A phase III clinical trial found that cetuximab (Erbitux) added
to standard adjuvant chemotherapy for resected stage III colon
cancer did not improve either overall survival or disease-free
survival (DFS), even in patients with wild-type KRAS
tumors. Results of the study, the North Central Cancer Treatment
Group Intergroup trial N0147, were presented at the 2010 ASCO
Annual Meeting.
The trial, which enrolled
nearly 3,000 adults, terminated early after a futility analysis
showed adjuvant cetuximab had no benefit over a modified FOLFOX6
regimen (fluorouracil, leucovorin, and oxaliplatin) alone and had
significantly more grade 3/4 adverse effects. The investigators had
expected the monoclonal antibody to have benefits when added to
FOLFOX based on prior research that found cetuximab extends life
for patients with metastatic colon cancer expressing the
KRAS wild-type gene.
"What we learned is that [the cetuximab benefit in] metastatic
disease does not necessarily apply to the adjuvant setting. This
treatment should not be used in patients with resected stage III
colon cancer," said lead researcher Steven Alberts,
MD, Professor of Oncology at the Mayo Clinic College of
Medicine in Rochester, Minnesota.
KRAS Status Important
The trial opened before KRAS mutation status testing
became available, and once it did in early 2008, the study was
redesigned and researchers enrolled only patients with normal KRAS
activity. Dr. Alberts reported the results in 1,864 patients with
normal KRAS: 909 who received only FOLFOX therapy and 955
who received cetuximab as well.1 Richard
Goldberg, MD, Professor at the University of North
Carolina at Chapel Hill, presented the results of the 717 patients
with KRAS mutations who were enrolled before testing was required.2
Of those, 343 patients received cetuximab in addition to FOLFOX,
and 374 were in the FOLFOX-only arm.
As in other studies, KRAS status was
predictive of response to cetuximab, with patients who had
mutations faring worse than those with the wild type, Dr. Goldberg
said. Overall 3-year DFS for the cetuximab-plus-FOLFOX group was
62.3% for patients with mutated KRAS tumors vs 73.3% for
those with wild-type tumors, according to the investigators.

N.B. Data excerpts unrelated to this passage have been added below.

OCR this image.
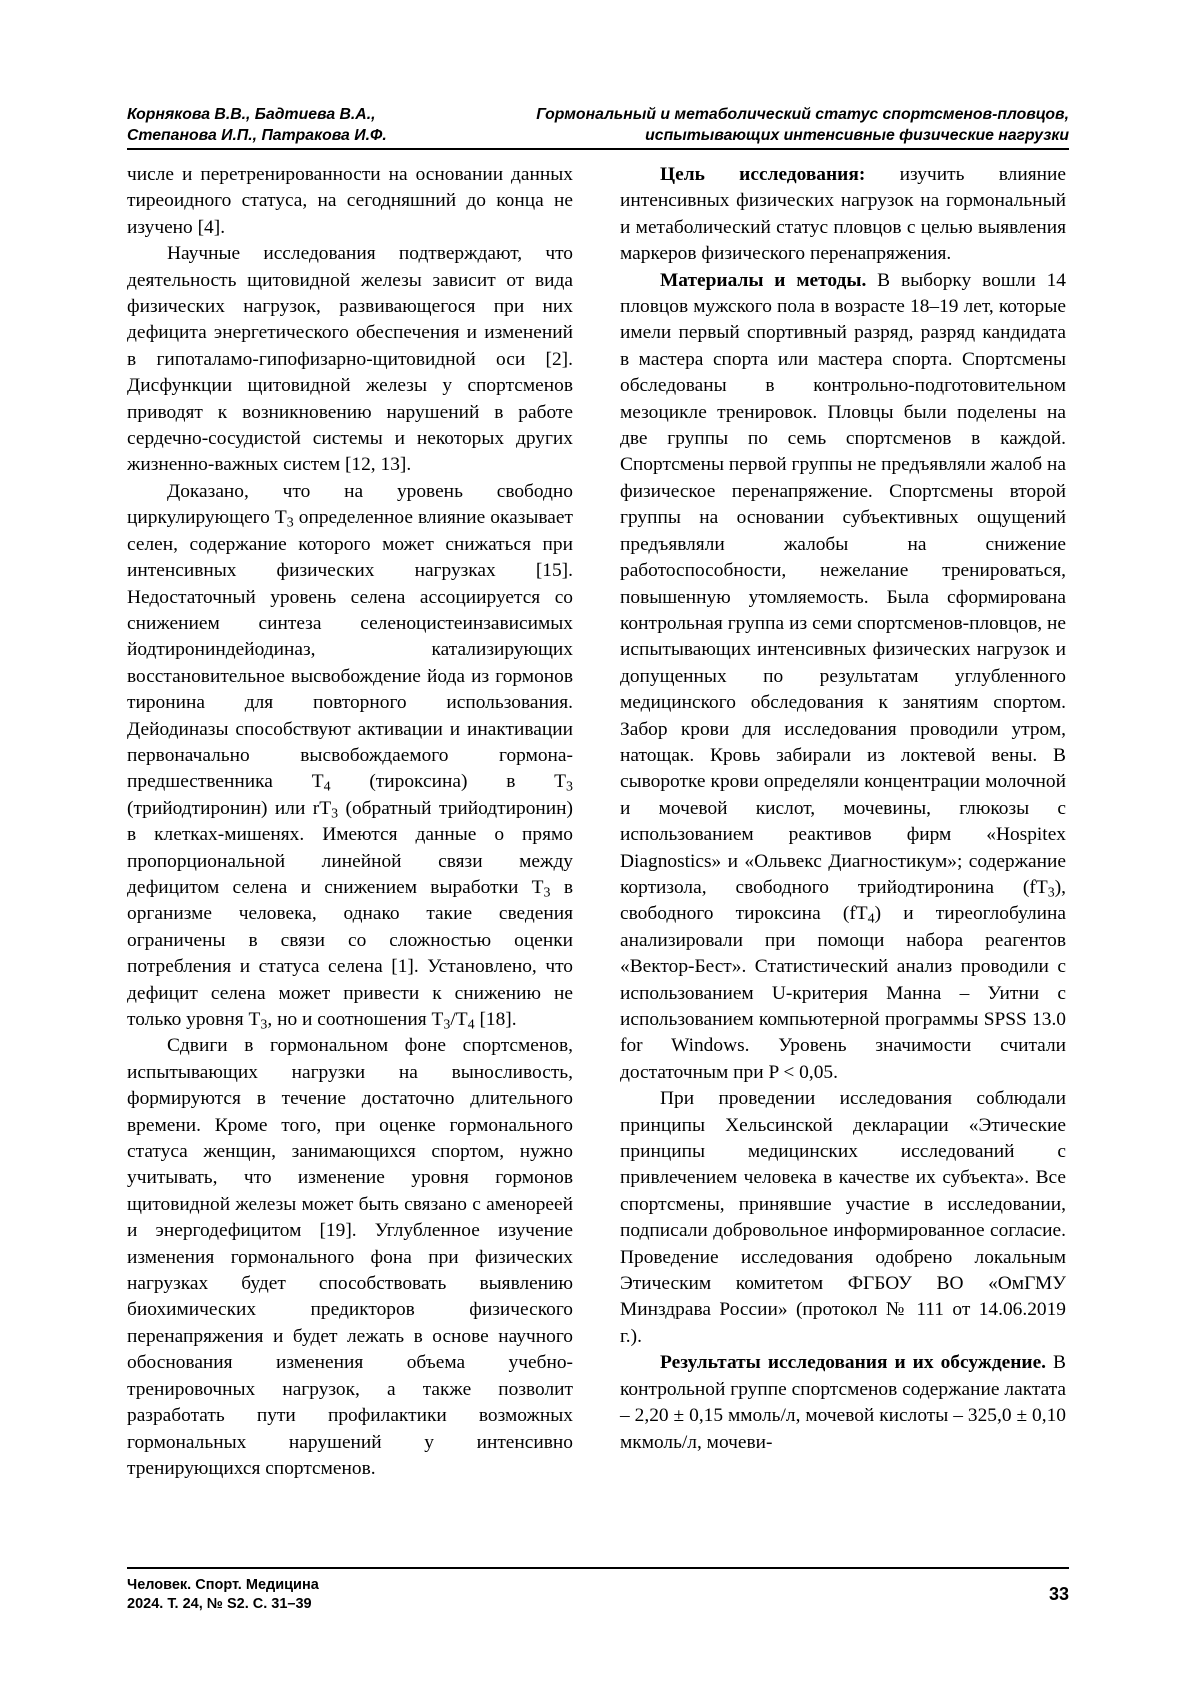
Корнякова В.В., Бадтиева В.А.,
Степанова И.П., Патракова И.Ф.
Гормональный и метаболический статус спортсменов-пловцов,
испытывающих интенсивные физические нагрузки

числе и перетренированности на основании данных тиреоидного статуса, на сегодняшний до конца не изучено [4].

Научные исследования подтверждают, что деятельность щитовидной железы зависит от вида физических нагрузок, развивающегося при них дефицита энергетического обеспечения и изменений в гипоталамо-гипофизарно-щитовидной оси [2]. Дисфункции щитовидной железы у спортсменов приводят к возникновению нарушений в работе сердечно-сосудистой системы и некоторых других жизненно-важных систем [12, 13].

Доказано, что на уровень свободно циркулирующего $Т_3$ определенное влияние оказывает селен, содержание которого может снижаться при интенсивных физических нагрузках [15]. Недостаточный уровень селена ассоциируется со снижением синтеза селеноцистеинзависимых йодтирониндейодиназ, катализирующих восстановительное высвобождение йода из гормонов тиронина для повторного использования. Дейодиназы способствуют активации и инактивации первоначально высвобождаемого гормона-предшественника $Т_4$ (тироксина) в $Т_3$ (трийодтиронин) или $rТ_3$ (обратный трийодтиронин) в клетках-мишенях. Имеются данные о прямо пропорциональной линейной связи между дефицитом селена и снижением выработки $Т_3$ в организме человека, однако такие сведения ограничены в связи со сложностью оценки потребления и статуса селена [1]. Установлено, что дефицит селена может привести к снижению не только уровня $Т_3$, но и соотношения $Т_3/Т_4$ [18].

Сдвиги в гормональном фоне спортсменов, испытывающих нагрузки на выносливость, формируются в течение достаточно длительного времени. Кроме того, при оценке гормонального статуса женщин, занимающихся спортом, нужно учитывать, что изменение уровня гормонов щитовидной железы может быть связано с аменореей и энергодефицитом [19]. Углубленное изучение изменения гормонального фона при физических нагрузках будет способствовать выявлению биохимических предикторов физического перенапряжения и будет лежать в основе научного обоснования изменения объема учебно-тренировочных нагрузок, а также позволит разработать пути профилактики возможных гормональных нарушений у интенсивно тренирующихся спортсменов.

Цель исследования: изучить влияние интенсивных физических нагрузок на гормональный и метаболический статус пловцов с целью выявления маркеров физического перенапряжения.

Материалы и методы. В выборку вошли 14 пловцов мужского пола в возрасте 18–19 лет, которые имели первый спортивный разряд, разряд кандидата в мастера спорта или мастера спорта. Спортсмены обследованы в контрольно-подготовительном мезоцикле тренировок. Пловцы были поделены на две группы по семь спортсменов в каждой. Спортсмены первой группы не предъявляли жалоб на физическое перенапряжение. Спортсмены второй группы на основании субъективных ощущений предъявляли жалобы на снижение работоспособности, нежелание тренироваться, повышенную утомляемость. Была сформирована контрольная группа из семи спортсменов-пловцов, не испытывающих интенсивных физических нагрузок и допущенных по результатам углубленного медицинского обследования к занятиям спортом. Забор крови для исследования проводили утром, натощак. Кровь забирали из локтевой вены. В сыворотке крови определяли концентрации молочной и мочевой кислот, мочевины, глюкозы с использованием реактивов фирм «Hospitex Diagnostics» и «Ольвекс Диагностикум»; содержание кортизола, свободного трийодтиронина $(fТ_3)$, свободного тироксина $(fТ_4)$ и тиреоглобулина анализировали при помощи набора реагентов «Вектор-Бест». Статистический анализ проводили с использованием U-критерия Манна – Уитни с использованием компьютерной программы SPSS 13.0 for Windows. Уровень значимости считали достаточным при P < 0,05.

При проведении исследования соблюдали принципы Хельсинской декларации «Этические принципы медицинских исследований с привлечением человека в качестве их субъекта». Все спортсмены, принявшие участие в исследовании, подписали добровольное информированное согласие. Проведение исследования одобрено локальным Этическим комитетом ФГБОУ ВО «ОмГМУ Минздрава России» (протокол № 111 от 14.06.2019 г.).

Результаты исследования и их обсуждение. В контрольной группе спортсменов содержание лактата – 2,20 ± 0,15 ммоль/л, мочевой кислоты – 325,0 ± 0,10 мкмоль/л, мочеви-

Человек. Спорт. Медицина
2024. Т. 24, № S2. С. 31–39	33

Patients who received FOLFOX alone had a 3-year DFS of 70.3% if
they had KRAS mutations, compared with 74.1% for the wild
type.
"Clearly, cetuximab treatment of patients with KRAS
mutations perturbs the tumor biology, in the opposite fashion of
what we had hoped," he said.
Why Didn't Cetuximab Work?
"I find no flaws in study design or execution that would explain
these results," said the study's discussant, Louis M.
Weiner, MD, Director of the Lombardi Comprehensive Cancer
Center, and Chair of the Department of Oncology at Georgetown
University Medical Center, Washington, DC. The lack of response to
cetuximab is likely to hold true for other epidermal growth factor
receptor (EGFR)-directed monoclonal antibodies, he said.
"It is critical to understand why the results were negative,"
Dr. Alberts said. "It may be that cetuximab acts differently in
patients with micrometastatic disease than in established
metastatic disease."
Dr. Weiner added, "It is possible that the colon cancer cells
transiently lose EGFR dependency during the process of metastasis.
This would create new opportunities and challenges for drug
development designed for the adjuvant therapy of colon cancer."
■
References
1. Alberts SR, Sargent DJ, Smyrk TC, et al: Adjuvant mFOLFOX6
with or without cetuximab (Cmab) in KRAS wild-type (WT) patients
(pts) with resected stage III colon cancer (CC): Results from NCCTG
Intergroup Phase III Trial N0147. 2010 ASCO Annual Meeting.
Abstract CRA3507. Presented June 5, 2010.
2. Goldberg RM, Sargent DJ, Thibodeau SN, et al: Adjuvant
mFOLFOX6 plus or minus cetuximab (Cmab) in patients (pts) with KRAS
mutant (m) resected stage III colon cancer (CC): NCCTG Intergroup
Phase III Trial N0147. 2010 ASCO Annual Meeting.
Abstract 3508. Presented June 6, 2010.